Métaphore

Il fait froid dehors

Je reviendrai à Montréal...

La semaine dernière, Montréal et Québec sont apparues dans le street-view de Google, et l’effet est étrange, pour moi qui n’y ai pas mis les pieds depuis des années.

La mémoire est une chose curieuse, la mienne surtout. Je ne fais pas le tri dans ce que j’emmagasine et ça explique sans doute mes problèmes d’archivisme : j’entasse des souvenirs à la pelle et ils restent là, tous au même plan, sans réelle chronologie. Voilà pourquoi j’ai besoin de noter pour pouvoir ordonner cette masse de sensations qui se bousculent sans priorités.

Je me souviens

Ça m’a joué (et donc forcément, ça continue) beaucoup de tours ces derniers mois : vu le temps qui s’est écoulé depuis la rupture et notre quasi absence de contacts dans l’intervalle, elle me voit peut-être comme un amour de jeunesse lointain. Moi, pendant ce temps là, j’ai la rupture en tête comme si elle s’était déroulée hier. Et encore, ça, ça ne serait rien si je n’avais pas ces souvenirs tout aussi nets de ce qui s’est passé également hier, quand tout allait bien et que nous étions heureux : ses gestes, son intonation et le moindre de ses sourires n’ont pas eu en une nuit le temps de s’effacer. Chaque lieu où je l’ai vue évoluer ne serait-ce qu’une fois reste chargé de sa présence, puisqu’elle y était hier.

Cactus et bleu

Chaque lieu surtout, puisque sans que j’en comprenne vraiment le mécanisme, je grave les lieux de manière presque indélébile extrêmement vite. Visitant au printemps avec l’Enchianteresse un endroit que je n’avais pas vu depuis douze ans, je savais ce que j’allais trouver derrière chaque coin de mur. J’ai remarqué le jour où j’ai eu le permis qu’il me suffisait d’être allé à un endroit une fois pour le retrouver systématiquement[1] Pis même : Quand je dis que je n’ai pratiquement pas de souvenirs d’enfance, je parle d’événements, parce que des lieux, j’en ai plein ; Récemment encore, alors que je décrivais à ma mère un endroit où je savais avoir passé des vacances mais que je ne parvenais pas à situer, elle a reconnu facilement à ma description l’endroit où nous étions allés quand j’avais trois ans.

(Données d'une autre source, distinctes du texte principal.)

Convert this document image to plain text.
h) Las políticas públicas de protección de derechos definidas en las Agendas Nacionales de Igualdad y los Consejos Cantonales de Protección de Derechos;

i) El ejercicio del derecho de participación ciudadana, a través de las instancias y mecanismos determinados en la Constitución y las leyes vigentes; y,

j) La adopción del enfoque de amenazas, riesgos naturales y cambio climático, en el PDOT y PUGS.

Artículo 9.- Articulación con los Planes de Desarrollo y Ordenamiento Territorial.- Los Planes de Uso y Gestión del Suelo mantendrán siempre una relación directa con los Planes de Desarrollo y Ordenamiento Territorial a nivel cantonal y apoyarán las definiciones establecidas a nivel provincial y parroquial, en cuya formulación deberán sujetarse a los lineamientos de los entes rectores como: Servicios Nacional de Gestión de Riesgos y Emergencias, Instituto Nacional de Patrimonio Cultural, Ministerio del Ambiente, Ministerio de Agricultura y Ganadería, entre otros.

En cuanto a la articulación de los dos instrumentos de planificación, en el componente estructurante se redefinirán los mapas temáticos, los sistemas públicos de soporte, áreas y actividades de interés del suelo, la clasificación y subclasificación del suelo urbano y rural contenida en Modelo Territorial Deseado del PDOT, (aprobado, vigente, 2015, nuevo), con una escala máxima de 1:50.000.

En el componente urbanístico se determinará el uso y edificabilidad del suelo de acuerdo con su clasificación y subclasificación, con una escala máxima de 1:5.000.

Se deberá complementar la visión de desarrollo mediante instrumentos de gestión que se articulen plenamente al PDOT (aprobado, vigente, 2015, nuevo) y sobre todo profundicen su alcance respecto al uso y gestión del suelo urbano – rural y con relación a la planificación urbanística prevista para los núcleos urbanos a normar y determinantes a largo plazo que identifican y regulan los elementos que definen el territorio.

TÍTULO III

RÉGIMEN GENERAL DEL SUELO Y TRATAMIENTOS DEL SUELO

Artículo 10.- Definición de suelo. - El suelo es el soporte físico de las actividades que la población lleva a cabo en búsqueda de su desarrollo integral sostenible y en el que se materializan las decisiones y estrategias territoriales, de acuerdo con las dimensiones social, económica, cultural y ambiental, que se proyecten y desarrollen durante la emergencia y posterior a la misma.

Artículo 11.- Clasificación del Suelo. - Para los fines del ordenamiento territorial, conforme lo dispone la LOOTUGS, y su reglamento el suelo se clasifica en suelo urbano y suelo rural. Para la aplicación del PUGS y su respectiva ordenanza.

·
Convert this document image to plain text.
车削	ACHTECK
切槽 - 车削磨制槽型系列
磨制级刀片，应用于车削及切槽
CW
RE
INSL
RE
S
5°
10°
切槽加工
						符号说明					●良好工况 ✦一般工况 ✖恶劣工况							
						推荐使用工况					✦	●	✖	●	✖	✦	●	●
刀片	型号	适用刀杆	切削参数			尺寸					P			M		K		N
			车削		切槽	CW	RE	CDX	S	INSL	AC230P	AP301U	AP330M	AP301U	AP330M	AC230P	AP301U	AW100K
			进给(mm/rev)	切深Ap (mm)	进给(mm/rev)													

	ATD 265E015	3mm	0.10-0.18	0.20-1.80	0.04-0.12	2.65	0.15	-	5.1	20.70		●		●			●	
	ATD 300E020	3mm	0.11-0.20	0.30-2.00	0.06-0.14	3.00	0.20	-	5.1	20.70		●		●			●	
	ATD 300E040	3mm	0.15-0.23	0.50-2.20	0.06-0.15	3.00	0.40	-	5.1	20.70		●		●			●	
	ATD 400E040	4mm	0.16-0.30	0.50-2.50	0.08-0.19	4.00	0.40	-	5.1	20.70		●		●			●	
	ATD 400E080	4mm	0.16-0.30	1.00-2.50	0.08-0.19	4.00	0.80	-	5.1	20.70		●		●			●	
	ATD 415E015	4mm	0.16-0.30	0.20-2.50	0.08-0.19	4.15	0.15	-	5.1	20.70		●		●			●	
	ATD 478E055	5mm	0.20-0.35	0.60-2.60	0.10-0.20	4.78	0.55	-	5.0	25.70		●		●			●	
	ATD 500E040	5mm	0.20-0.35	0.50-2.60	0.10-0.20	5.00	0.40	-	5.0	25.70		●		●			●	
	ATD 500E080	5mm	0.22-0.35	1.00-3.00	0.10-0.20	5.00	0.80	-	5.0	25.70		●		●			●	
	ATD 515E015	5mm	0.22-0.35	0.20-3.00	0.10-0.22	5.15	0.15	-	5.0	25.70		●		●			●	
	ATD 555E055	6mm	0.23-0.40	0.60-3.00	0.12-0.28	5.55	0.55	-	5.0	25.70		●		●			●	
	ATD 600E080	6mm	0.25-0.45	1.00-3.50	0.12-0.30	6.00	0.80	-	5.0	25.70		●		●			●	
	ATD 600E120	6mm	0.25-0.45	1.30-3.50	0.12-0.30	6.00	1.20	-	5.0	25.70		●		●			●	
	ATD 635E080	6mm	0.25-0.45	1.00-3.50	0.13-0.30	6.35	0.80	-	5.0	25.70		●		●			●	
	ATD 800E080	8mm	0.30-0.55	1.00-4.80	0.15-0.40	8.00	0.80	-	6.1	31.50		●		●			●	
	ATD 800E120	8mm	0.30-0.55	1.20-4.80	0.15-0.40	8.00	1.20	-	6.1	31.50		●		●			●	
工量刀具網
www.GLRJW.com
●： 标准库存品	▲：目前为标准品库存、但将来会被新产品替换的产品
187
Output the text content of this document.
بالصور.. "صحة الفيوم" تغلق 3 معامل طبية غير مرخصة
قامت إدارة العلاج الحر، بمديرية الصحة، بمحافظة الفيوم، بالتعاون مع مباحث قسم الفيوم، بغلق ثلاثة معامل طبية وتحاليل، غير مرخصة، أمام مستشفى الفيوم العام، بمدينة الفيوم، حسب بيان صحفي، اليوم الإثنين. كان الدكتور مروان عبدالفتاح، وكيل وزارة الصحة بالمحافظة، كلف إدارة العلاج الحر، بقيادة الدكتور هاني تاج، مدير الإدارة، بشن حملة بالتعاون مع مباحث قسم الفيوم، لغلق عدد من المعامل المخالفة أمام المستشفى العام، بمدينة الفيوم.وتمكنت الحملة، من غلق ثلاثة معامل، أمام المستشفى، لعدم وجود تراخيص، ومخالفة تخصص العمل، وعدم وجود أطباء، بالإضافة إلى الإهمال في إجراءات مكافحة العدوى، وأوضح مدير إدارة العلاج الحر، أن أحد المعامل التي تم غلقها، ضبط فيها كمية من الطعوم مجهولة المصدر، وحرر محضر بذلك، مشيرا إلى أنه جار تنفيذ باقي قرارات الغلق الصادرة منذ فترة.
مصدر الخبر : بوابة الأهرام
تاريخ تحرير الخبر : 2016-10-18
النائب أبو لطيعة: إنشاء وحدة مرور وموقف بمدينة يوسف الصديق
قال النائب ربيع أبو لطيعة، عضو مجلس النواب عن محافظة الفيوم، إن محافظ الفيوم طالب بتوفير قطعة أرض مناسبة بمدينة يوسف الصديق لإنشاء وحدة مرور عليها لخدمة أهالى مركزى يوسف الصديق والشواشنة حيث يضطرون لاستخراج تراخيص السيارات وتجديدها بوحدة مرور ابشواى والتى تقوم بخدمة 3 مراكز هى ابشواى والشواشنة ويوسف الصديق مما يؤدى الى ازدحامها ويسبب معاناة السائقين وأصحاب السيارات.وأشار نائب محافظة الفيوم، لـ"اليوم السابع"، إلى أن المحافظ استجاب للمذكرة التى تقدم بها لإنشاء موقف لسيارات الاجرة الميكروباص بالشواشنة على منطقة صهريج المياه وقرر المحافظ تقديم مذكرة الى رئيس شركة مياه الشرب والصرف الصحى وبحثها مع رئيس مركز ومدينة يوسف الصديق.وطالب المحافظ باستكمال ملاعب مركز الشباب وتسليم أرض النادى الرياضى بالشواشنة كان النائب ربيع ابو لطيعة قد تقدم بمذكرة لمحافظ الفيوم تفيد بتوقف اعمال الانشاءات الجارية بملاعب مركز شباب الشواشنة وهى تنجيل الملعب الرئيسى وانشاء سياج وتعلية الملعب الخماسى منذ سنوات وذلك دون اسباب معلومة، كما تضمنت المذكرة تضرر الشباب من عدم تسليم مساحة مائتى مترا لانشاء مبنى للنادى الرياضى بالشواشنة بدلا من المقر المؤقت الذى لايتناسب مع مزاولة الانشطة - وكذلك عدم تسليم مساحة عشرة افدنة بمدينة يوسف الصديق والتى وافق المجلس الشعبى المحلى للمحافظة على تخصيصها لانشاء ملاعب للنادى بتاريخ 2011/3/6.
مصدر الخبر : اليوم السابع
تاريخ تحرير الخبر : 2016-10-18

Tout ça n’est certainement pas étranger à mon intérêt pour les cartes, les plans, les ruines ou l’évolution des paysages urbains.

Chateau de Frontenac

Mais j’ai quand même un fonctionnement particulier : j’ai besoin de revenir sur les lieux. Mon premier contact me permet d’emmagasiner des morceaux de décor, mais pas d’avoir une image globale, pas de rattacher les pièces du puzzle. Quand je suis allé à Namur cet été avec les Normands, ça m’a permis de recoller ensemble les magasins, les places, les rues que j’avais parcourues en couple il y a des années ; c’est à la deuxième visite que je deviens familier des lieux.

Du coup, ça m’a fait vraiment bizarre de “retourner” à Québec et à Montréal par le biais du streetview. Je me souviens, à Québec, nous avons remonté la rue de la Sainte-Famille jusqu’à la place, nous sommes allés oublier que nous étions en été dans la Boutique de Noël, puis avons descendu jusqu’à la rue Saint-Jean, un petit tour au Magasin Général, ma première poutine au McDo vert, un peu de magasinage de disques chez Archambault, et puis nous sommes remontés par la rue Sainte-Ursule, tiens, le Petit Coin Latin, je me souviens d’être passé devant ce café…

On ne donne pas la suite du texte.